Another layer of shell. Another piece of mask taped on. Another barrier between the outside world and me. And between me and the person I was expected to be.
Because that’s the funny thing about masking; you’re not just not being your real self, in many cases you don’t know your real self. They’re buried under too much trauma. Hidden under too many false diagnoses and ill-fitting labels and crushing expectations.
It was deeply disconcerting to be in my twenties and realise that I had no idea who I am. Not in a “finding my place in the world” type way, I was ready for that, but rather that I’d discovered the person I’d been living as my whole life wasn’t me.
Rebirth epiphanies always seem to be presented as exciting, awe-laden moments of clarity. My experience was much more… bewildered terror.
Like, sure, this egg is painfully tight and you can’t breathe and you’re wasting away in the dark as it slowly crushes you, but at least it’s familiar, y’know? Outside could be anything. No telling it’s better than this.
And if you don’t know yourself, what do you know? It’s one of those mental “rug yanked out from under you” moments. You’re left flailing wildly, desperately trying to find footing on a floor which is suddenly alien and unpleasantly hard. And slippery.

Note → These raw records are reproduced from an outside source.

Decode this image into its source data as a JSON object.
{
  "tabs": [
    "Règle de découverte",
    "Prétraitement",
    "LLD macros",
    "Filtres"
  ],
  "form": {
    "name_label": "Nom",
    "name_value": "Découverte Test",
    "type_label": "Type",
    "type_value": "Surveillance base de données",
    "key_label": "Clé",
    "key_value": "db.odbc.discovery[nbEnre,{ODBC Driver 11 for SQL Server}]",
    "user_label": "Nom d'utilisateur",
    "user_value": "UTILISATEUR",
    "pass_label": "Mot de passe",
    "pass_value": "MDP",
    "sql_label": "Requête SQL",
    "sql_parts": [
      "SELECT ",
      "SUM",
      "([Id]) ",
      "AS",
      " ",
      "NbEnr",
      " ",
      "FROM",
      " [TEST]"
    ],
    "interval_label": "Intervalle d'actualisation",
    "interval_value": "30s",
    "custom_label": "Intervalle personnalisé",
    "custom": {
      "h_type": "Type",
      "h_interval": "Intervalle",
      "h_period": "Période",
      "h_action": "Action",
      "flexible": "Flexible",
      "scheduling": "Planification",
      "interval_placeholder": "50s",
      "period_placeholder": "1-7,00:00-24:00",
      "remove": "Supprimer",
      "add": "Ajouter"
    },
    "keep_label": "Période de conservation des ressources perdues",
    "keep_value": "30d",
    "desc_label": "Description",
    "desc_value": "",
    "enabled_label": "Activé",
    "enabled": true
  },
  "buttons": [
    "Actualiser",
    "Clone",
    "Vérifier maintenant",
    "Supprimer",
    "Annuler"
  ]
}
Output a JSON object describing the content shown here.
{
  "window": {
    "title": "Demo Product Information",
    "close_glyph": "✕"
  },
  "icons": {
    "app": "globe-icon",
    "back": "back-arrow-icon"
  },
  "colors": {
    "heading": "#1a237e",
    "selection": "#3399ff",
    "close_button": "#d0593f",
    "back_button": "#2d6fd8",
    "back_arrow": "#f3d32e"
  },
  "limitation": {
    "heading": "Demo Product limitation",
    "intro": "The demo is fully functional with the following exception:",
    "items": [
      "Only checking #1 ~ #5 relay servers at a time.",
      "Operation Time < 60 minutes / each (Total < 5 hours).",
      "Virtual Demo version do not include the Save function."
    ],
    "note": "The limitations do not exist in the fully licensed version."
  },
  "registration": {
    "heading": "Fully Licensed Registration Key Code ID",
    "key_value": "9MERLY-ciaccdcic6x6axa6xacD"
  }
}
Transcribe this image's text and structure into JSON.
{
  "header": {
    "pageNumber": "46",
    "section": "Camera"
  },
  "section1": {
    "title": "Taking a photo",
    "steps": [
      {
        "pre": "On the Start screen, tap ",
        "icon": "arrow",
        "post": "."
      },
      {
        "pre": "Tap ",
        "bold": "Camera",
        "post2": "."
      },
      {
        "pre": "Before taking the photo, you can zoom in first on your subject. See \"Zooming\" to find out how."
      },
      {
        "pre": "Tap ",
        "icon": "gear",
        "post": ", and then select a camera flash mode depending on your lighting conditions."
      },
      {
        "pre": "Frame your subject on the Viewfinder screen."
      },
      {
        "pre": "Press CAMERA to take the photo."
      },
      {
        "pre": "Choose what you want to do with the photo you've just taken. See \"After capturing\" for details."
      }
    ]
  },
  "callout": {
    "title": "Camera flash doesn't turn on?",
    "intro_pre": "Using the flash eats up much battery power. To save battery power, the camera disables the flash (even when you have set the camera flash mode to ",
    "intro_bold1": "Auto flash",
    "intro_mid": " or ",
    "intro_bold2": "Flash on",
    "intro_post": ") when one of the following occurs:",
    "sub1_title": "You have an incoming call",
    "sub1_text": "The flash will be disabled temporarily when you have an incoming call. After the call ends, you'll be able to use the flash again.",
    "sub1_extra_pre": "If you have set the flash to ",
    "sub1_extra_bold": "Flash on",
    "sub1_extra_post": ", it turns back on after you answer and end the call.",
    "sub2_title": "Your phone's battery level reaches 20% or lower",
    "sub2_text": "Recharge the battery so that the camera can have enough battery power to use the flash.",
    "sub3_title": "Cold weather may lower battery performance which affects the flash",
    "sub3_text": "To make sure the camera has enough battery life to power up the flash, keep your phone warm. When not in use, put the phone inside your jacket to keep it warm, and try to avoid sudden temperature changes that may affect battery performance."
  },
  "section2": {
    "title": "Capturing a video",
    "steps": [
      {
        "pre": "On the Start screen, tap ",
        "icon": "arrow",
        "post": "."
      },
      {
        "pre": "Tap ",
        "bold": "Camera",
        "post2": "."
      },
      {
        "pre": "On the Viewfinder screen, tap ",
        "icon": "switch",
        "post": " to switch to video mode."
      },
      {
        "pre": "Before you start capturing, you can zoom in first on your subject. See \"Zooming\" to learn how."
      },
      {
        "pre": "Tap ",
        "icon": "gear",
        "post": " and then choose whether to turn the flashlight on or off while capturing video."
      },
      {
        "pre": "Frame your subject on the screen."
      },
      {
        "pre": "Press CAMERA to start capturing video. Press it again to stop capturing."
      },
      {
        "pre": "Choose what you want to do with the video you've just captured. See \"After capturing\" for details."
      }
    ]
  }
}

What if people don’t like this mysterious, unknown “real you”? Heck, what if you don’t like this “real you”?? Will trying to find out mean you lose your entire life and wind up with a miserable imitation?
And even if you decide authenticity is worth the risk, that you maybe don’t want to wither in this shell, how do you start? Finding yourself is damned difficult given that you’re forced to live with this person. Especially when you have no idea what they – er, you – look like.
So, the first step, after the initial stages of figuring out that you’re wearing a mask, and why, and how it got there, is to try and take the mask off. But it’s not one cohesive piece, more a mosaic of different parts stuck together.
Which makes removing it a slow, uncertain, and often painful process. Some parts are stuck on firmly. Some even have bits of you tangled up in them, so you have to either painstakingly tease those threads out or decide to keep that part of the mask. Sometimes it’s tricky to even tell mask from you. Was this bit always here? Does it feel “right”? Or was it stuck on a long time ago and I no longer notice how it chafes?
Piece by piece. Flake by flake. Iterative rebirth.
And the process of rebirth doesn’t stop there. After you’ve gotten the mask off (or at least, enough of it that you can peek out), you need to forge a new “you” out of the crumpled-up person who’s been stuck inside this shell. Gently smooth yourself out and patch up tears where you can. Pulling that tightly-fastened mask off is going to cause hurt, as well as air out the hurt which was caused by it being stuck on.
If this sounds exhausting… yep! Methodically turning your entire life and sense of self upside-down one part after another and thoroughly interrogating it is hard work. REALLY hard work.
But it’s better than withering away without light or air, crushed by the shell that’s been wrapped around you.
My work is ongoing. My journey of rebirth is far from over. At least I’ve come far enough that I believe the life that waits for me, the place this mysterious “me” has in the world, is better than what I was settling for.
My body doesn’t have to be a cruel prison. I don’t have to pretend to be someone else to be worthy of love. I will no longer smother my true self so society can continue to pretend that its callus and arbitrary rules are fair or reasonable.
The world has demanded resilience of me. It now gets to live with the consequences.
So, as we move towards the new year, I am hoping for rebirth on multiple levels; for me, for society at large, and for our species as a whole.
Let’s try and make v2023 better than previous versions.